Among the veterans receiving awards for their work were Chris Westlake, Christopher Lennertz, David Buckley, John Williams, Mac Quayle, Sean Callery, Sonya Belousova and Trevor Gureckis. First-time winners included Bobby Krlic, Courtney Taylor-Taylor and Josh Kramon, Genevieve Vincent, Heather Christian, Jabril Ameer Battle, Jucee Froot and Matthew Head, and RZA.
In his acceptance speech for his two awards (for “Tenet” and “Mandalorian”), Ludwig Göransson lamented losing out on the chance to bond with fellow composers in person at a ceremony for the second year in a row, but looked for a silver lining in scorers’ pandemic-era work.

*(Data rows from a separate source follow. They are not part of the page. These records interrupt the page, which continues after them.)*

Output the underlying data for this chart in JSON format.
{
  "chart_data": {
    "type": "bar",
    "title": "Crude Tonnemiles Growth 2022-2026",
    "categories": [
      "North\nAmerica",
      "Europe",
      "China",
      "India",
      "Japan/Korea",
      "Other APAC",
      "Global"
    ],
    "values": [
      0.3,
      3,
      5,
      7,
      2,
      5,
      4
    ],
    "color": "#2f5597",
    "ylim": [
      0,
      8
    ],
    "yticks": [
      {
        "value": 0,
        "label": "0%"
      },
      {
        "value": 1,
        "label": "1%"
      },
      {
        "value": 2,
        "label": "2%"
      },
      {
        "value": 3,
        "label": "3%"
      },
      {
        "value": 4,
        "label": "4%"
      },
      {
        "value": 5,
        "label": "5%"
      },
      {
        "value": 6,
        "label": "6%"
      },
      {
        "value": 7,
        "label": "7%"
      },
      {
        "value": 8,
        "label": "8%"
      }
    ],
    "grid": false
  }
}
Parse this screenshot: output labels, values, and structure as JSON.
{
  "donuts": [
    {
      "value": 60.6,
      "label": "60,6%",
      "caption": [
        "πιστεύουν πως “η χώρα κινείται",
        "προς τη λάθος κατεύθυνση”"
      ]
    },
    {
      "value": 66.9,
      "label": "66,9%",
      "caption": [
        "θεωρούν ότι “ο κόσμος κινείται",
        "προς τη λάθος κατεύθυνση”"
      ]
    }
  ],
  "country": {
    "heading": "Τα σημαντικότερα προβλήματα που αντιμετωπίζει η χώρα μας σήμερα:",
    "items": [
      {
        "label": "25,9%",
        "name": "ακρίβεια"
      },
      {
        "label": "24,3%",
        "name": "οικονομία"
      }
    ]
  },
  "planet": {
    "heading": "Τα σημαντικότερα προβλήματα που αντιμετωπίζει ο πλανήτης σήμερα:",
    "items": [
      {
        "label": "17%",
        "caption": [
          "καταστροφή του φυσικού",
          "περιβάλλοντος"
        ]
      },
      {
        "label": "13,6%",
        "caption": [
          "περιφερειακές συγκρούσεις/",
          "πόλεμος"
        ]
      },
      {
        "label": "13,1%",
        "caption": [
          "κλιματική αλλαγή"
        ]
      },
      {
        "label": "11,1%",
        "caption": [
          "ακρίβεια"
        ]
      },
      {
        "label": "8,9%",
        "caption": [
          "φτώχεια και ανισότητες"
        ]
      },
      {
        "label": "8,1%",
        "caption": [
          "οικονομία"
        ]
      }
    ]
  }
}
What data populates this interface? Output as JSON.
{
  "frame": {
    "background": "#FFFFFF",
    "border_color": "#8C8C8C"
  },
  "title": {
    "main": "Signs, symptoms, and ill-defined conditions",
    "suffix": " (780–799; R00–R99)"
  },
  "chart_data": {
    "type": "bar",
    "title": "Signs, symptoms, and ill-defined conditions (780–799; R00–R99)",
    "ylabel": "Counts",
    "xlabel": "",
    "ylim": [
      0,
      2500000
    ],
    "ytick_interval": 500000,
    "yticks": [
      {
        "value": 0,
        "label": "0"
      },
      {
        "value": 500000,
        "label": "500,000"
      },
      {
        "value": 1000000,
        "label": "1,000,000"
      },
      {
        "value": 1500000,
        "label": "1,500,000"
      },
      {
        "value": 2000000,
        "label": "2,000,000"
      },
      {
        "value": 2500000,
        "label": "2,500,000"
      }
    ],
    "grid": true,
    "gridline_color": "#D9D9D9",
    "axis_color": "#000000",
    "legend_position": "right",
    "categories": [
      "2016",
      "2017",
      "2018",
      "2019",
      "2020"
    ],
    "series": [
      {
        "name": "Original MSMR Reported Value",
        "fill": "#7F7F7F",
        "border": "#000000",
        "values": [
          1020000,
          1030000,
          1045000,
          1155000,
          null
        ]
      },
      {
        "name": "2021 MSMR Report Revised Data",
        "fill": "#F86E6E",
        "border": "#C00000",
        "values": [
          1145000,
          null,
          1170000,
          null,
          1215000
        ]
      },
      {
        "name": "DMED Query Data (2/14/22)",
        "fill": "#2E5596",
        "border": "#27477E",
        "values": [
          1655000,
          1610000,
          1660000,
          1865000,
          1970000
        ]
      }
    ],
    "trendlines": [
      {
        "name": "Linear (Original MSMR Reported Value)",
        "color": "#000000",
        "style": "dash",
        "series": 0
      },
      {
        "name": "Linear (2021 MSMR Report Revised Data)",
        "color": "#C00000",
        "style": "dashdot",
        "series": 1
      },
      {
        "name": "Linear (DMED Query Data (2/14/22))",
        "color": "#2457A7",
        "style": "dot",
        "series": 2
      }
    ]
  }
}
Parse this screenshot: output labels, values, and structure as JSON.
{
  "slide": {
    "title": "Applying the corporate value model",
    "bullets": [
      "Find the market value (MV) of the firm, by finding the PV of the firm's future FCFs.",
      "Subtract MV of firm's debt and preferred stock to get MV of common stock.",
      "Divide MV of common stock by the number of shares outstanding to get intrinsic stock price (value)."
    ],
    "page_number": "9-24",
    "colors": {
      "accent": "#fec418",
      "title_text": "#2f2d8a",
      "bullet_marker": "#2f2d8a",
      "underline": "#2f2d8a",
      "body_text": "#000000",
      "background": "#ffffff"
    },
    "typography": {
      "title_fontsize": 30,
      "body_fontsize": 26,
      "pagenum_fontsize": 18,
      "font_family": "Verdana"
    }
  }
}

“This year is a little different,” Göransson said. “Normally us composers are used to seeing each other this one day. The other 364 days of the year, we’re basically spending every day and every minute and second breathing in our studios… It’s unfortunate we don’t get to spend this time with each other, but hopefully we’ll get to do that next year. But on the positive side, I think a lot of us have had more time to spend at home and to be with our families and really bond in different ways that we maybe are not used to. And I think you can see that as a blessing, because there are more important things than to get the next cue done sometimes. Hopefully we can all remember this time when we are back into the normal reality and sometimes take a break and go home and spend time with our loved ones.”